One of the most complex adaptive systems we know of is the brain*.
When we are trying to understand a complex system, one of the most important things for us to think about is its function.
One of the main functions of the mind-brain-body’s main is to make predictions.
It does this by using our past to make assumptions about what’s happening now. Another word for these ‘assumptions’ are ‘predictive models’.
The mind-brain-body creates predictive models by taking snippets of information and then creating models that it uses to predict lots of things without needing to have all the information of everything it comes across. it would be way less efficient if it had to analyze everything in order to understand it.
These predictive models affect our relationships, behaviors, and even our emotional well-being.
One way these predictive models influence our relationships and how we interact with people is that they prevent you from seeing people as they actually are. Instead, you're seeing them through your model - or paradigm - that's built from your history.
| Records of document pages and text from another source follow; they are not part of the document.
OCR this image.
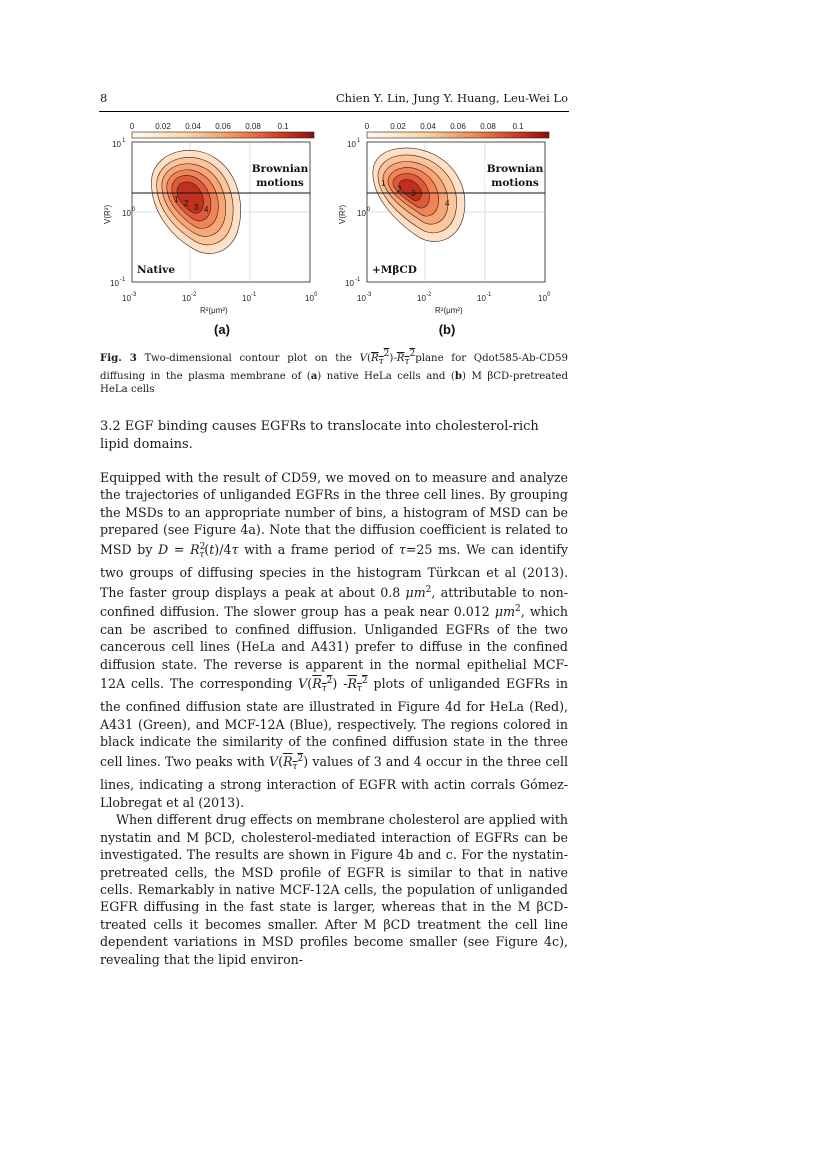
8	Chien Y. Lin, Jung Y. Huang, Leu-Wei Lo
0	0.02 0.04 0.06 0.08 0.1
1 2 3 4
Brownian
motions
Native
10 1
10 0
10 -1
V(R²)
10 -3	10 -2	10 -1	10 0
R²(μm²)
(a)
0	0.02 0.04 0.06 0.08 0.1
1
2 3
4
Brownian
motions
+MβCD
10 1
10 0
10 -1
V(R²)
10 -3	10 -2	10 -1	10 0
R²(μm²)
(b)
Fig. 3 Two-dimensional contour plot on the V(Rτ2)-Rτ2plane for Qdot585-Ab-CD59 diffusing in the plasma membrane of (a) native HeLa cells and (b) M βCD-pretreated HeLa cells
3.2 EGF binding causes EGFRs to translocate into cholesterol-rich lipid domains.

Equipped with the result of CD59, we moved on to measure and analyze the trajectories of unliganded EGFRs in the three cell lines. By grouping the MSDs to an appropriate number of bins, a histogram of MSD can be prepared (see Figure 4a). Note that the diffusion coefficient is related to MSD by $D = R^2_\tau(t)/4\tau$ with a frame period of τ=25 ms. We can identify two groups of diffusing species in the histogram Türkcan et al (2013). The faster group displays a peak at about 0.8 $\mu m^2$, attributable to non-confined diffusion. The slower group has a peak near 0.012 $\mu m^2$, which can be ascribed to confined diffusion. Unliganded EGFRs of the two cancerous cell lines (HeLa and A431) prefer to diffuse in the confined diffusion state. The reverse is apparent in the normal epithelial MCF-12A cells. The corresponding $V(R_\tau^2)$ $-R_\tau^2$ plots of unliganded EGFRs in the confined diffusion state are illustrated in Figure 4d for HeLa (Red), A431 (Green), and MCF-12A (Blue), respectively. The regions colored in black indicate the similarity of the confined diffusion state in the three cell lines. Two peaks with $V(R_\tau^2)$ values of 3 and 4 occur in the three cell lines, indicating a strong interaction of EGFR with actin corrals Gómez-Llobregat et al (2013).

When different drug effects on membrane cholesterol are applied with nystatin and M βCD, cholesterol-mediated interaction of EGFRs can be investigated. The results are shown in Figure 4b and c. For the nystatin-pretreated cells, the MSD profile of EGFR is similar to that in native cells. Remarkably in native MCF-12A cells, the population of unliganded EGFR diffusing in the fast state is larger, whereas that in the M βCD-treated cells it becomes smaller. After M βCD treatment the cell line dependent variations in MSD profiles become smaller (see Figure 4c), revealing that the lipid environ-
Most of your predictive models of relationships all started with the very beginning of you. and your first caregivers. and how they reacted and responded to you.. how they reacted to your cries, and your giggles, and your demands, and your needs.
And that started a predictive modeling process for you. you started to figure out how to predict human behavior based on the very small sampling of data you got from only a few select people in your world. over and over again for the first years of your life.
So all of the statistics, and assumptions and computations that your brain is using now was created back then. and the interactions from your past were affected by the stress levels, maturity levels, of your caregivers, and how they were able to respond to you. (which was also affected by their caregivers, etc. etc.)
Because we each had different histories, we all have different filters.
I will therefore never see the person in front of us the same way you see that person in front of us.
My senses are going to filter how i perceive that person based on all of my associations i have from my past experiences. and so will you. and the give and take that happens is that that person will also interact and behave with me in a completely different way than they behave with you.
So what can see is that we are never really dealing with the same people. The assumptions we make about a person is really just how that person filters through our predictive models.
It’s critical for us to understand this. By knowing how these filters distort our perception, we can have a new awareness about the judgments, categories and labels we assign to people.
It also gives us a chance to find ways to stay open to the actual, ‘live’ data of that person - in their most evolved state (their most evolved state occurs during the very precise moment they are in front of you). This helps them interact with us from their most evolved state.
If we interact with a person through one of our filters, there's a chance they will then react to our assumptions - which can make them feel less understood, and therefore less open to actually sharing themselves with us.
To stay open to a person and lower our filters, we need to find ways to stay present and engaged with our senses. This includes:
- really hearing the words they are saying, rather than jumping to what your response is going to be (all based on filters from your past)
- really seeing the expression on their face and sensing the tone of their voice to try to more accurately perceive how they are feeling
This gives our brain more sophisticated and fine-grained data to expand its circuitry, which then makes the mind-brain-body more flexible to find ways to interact with someone, and explore who they are now, in this moment.
In this podcast episode, I offer three ways you can improve access to your more evolved circuitry that is less influenced by your predictive models. (I go over more of these 'micro-signals' that can affect how you react within your relationships in this article.)
* the ‘brain’ is the meat inside your skull, which is part of another system - your body- which is also part of multiple other systems that include your environment and relationships. So I call this the Mind-Brain-Body system. We can’t say ‘the brain does this or that - because you can’t put a brain inside a jar and it will still ‘do stuff’. That idea is known as ‘reductionism’, covered in Episode 1. The brain does not function outside of the mind-brain-body system. But sometimes to keep it short, I say ‘brain’ - just know I mean ‘mind-brain-body system’.